A cidade de Colônia, Colónia ou para os locais Köln, é a quarta cidade mais populosa de toda a Alemanha. Mesmo sendo uma cidade geograficamente pequena com seus pouco mais de 400 km², ou seja, menor do que as cidades de São Bernardo do Campo, Curitiba ou Maceió, tornou-se uma das minhas cidades favoritas no mundo todo.
Você pode agora estar pensando que sou exagerado ou que este se trata apenas de um artigo para atrair leitores. Como pode uma das cidades mais nubladas da Alemanha com apenas 1568 horas de sol em média por ano e com uma temperatura que fica entre 2ºC no inverno e 18,8ºC no verão ser um destino imperdível de férias?
Essa pergunta eu respondo com muita facilidade. Porque Colônia é como se fosse um livro de história que pode ser lido por quem anda pelas ruas da cidade.
Ué, mas toda cidade tem uma história para contar. Por quê ali seria diferente?
Isso é verdade! Já tivemos a oportunidade de visitar muitos destinos que contam suas histórias pela arte, arquitetura, língua e tantas outras formas que também podem ser conhecidas simplesmente caminhando pela cidade.

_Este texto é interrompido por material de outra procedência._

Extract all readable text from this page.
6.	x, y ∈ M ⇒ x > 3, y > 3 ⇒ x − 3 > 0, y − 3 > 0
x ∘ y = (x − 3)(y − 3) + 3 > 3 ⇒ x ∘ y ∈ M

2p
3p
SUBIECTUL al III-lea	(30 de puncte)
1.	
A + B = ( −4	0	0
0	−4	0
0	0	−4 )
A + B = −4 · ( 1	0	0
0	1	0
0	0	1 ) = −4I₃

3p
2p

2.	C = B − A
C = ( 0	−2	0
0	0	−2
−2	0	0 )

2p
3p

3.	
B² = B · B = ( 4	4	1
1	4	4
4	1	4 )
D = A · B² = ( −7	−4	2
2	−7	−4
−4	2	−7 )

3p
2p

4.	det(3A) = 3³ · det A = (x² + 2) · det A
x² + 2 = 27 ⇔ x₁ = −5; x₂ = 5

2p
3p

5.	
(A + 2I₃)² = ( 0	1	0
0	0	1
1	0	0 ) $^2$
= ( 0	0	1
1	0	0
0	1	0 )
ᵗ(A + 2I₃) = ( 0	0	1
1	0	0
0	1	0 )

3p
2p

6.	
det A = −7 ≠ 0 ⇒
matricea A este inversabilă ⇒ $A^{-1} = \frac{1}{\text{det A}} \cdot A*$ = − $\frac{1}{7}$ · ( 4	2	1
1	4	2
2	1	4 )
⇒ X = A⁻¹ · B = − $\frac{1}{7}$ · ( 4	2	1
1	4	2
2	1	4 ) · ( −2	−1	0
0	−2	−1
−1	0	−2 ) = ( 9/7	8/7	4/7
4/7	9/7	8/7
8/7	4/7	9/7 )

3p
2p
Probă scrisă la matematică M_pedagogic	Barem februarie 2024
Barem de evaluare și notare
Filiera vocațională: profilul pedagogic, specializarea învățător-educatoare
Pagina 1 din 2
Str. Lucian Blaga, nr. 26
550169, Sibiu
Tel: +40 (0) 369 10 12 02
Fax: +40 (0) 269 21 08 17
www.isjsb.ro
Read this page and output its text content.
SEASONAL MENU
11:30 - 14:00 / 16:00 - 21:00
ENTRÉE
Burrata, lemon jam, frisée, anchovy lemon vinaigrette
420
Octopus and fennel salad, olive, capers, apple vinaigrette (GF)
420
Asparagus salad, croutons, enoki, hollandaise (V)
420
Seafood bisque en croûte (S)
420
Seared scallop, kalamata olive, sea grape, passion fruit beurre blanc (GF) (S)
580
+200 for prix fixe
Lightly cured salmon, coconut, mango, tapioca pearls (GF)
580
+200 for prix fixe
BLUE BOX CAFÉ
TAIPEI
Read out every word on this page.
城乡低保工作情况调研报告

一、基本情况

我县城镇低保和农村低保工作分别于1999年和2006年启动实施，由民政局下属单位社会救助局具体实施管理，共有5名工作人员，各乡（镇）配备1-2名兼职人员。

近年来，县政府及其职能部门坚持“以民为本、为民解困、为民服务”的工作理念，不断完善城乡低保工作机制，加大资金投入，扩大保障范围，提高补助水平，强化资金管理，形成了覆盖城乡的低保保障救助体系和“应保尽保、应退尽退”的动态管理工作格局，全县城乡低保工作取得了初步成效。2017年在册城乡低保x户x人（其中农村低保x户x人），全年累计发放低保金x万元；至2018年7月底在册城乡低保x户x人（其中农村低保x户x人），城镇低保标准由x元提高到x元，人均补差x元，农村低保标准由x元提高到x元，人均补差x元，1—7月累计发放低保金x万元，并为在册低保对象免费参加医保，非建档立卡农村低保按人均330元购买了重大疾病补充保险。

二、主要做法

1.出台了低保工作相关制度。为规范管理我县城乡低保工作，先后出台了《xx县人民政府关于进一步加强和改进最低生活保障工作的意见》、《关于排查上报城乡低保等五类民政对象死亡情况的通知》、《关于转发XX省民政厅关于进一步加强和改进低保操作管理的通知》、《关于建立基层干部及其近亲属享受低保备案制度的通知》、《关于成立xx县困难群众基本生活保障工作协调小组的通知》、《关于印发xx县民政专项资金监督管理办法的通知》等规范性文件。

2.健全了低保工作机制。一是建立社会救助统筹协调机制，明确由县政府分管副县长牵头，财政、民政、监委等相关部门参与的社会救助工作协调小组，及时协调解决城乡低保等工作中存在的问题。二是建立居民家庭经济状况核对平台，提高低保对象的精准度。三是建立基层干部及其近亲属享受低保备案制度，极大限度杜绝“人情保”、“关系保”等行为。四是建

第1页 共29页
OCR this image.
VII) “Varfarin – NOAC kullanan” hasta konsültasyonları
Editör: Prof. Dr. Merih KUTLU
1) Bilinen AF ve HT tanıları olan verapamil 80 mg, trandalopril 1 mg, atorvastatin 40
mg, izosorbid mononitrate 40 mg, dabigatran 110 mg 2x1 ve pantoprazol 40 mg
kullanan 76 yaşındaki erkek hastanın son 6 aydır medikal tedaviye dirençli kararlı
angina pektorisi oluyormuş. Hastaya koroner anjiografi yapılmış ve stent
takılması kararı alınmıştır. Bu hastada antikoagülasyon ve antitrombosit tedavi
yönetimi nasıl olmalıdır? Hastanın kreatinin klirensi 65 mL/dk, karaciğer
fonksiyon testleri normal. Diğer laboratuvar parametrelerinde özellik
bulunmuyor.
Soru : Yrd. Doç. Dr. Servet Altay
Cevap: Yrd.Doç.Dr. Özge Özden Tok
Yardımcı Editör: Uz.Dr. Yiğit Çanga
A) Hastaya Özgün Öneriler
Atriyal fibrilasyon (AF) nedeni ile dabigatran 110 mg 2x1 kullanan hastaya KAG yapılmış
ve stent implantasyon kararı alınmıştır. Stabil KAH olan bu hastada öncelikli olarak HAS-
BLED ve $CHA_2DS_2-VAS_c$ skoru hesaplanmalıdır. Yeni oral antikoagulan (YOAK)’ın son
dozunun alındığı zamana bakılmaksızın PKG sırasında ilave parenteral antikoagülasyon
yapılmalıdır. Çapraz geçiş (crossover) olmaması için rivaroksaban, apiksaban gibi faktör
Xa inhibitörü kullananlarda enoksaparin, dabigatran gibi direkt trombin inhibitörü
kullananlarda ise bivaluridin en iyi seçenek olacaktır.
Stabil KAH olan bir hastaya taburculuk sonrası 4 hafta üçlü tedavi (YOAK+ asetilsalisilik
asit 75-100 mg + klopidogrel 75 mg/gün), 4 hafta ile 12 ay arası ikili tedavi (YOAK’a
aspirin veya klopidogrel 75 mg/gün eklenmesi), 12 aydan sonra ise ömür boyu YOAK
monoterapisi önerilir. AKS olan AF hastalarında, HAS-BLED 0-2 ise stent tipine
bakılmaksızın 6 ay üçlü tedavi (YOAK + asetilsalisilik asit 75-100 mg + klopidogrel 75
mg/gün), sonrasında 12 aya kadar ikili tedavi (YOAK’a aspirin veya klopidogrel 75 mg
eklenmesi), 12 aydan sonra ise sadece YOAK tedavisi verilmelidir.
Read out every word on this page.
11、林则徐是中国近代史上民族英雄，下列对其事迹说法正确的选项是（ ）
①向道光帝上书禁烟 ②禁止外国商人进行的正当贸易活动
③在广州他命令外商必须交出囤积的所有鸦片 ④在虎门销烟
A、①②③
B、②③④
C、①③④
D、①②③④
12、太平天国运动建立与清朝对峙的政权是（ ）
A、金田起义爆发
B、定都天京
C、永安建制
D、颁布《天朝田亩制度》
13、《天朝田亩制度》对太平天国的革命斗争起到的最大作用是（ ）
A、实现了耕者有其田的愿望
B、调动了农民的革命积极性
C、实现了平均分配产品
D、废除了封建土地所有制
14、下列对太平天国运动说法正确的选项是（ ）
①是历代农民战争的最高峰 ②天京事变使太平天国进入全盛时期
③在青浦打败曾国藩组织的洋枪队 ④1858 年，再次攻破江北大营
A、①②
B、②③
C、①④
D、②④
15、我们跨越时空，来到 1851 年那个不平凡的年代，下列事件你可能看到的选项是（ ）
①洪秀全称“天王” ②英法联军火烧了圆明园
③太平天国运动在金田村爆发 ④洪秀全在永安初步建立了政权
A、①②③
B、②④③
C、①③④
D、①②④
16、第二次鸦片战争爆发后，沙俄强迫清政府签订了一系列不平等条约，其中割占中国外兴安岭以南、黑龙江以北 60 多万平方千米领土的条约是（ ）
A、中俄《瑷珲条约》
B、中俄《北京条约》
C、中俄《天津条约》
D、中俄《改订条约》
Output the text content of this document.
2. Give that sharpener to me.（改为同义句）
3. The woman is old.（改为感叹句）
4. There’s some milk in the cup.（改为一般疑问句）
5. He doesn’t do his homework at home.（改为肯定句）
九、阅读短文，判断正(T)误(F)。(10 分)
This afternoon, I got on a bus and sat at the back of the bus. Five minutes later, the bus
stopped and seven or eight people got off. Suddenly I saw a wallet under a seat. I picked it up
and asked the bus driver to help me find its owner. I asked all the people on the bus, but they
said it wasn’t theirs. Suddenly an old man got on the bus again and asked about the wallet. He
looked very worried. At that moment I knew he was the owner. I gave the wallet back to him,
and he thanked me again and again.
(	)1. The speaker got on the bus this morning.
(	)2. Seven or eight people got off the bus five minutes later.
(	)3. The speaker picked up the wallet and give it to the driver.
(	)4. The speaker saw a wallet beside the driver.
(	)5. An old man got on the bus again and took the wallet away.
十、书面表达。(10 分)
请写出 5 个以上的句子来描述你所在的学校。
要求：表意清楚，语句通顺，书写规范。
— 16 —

Acontece que Colônia é um daqueles pontinhos no mapa do mundo que parece ter nascido para ser destino de vários acontecimentos marcantes que aconteceram ao longo de vários séculos e que continuam a acontecer até hoje. Conhecer a cidade é como ter uma aula ao vivo sobre aqueles capítulos dos livros de história que estudamos nos tempos da escola.
Uma tribo germânica e o acordo com os Romanos
E o primeiro capítulo desse livro tem mais de dois mil anos, quando diversas tribos germânicas ocuparam a região onde hoje estão localizadas a Alemanha, Países Baixos e Bélgica.
Muito o que se sabe sobre essas tribos do período pré-romano é o que os próprios romanos escreveram sobre eles momentos depois. Apesar da ausência de registro escrito, sabe-se que foi no Séc. I a.C. que os Úbios, uma dessas tribos germânicas, cruzaram o Rio Reno em busca de terras seguras após serem expulsos pelos Suevos.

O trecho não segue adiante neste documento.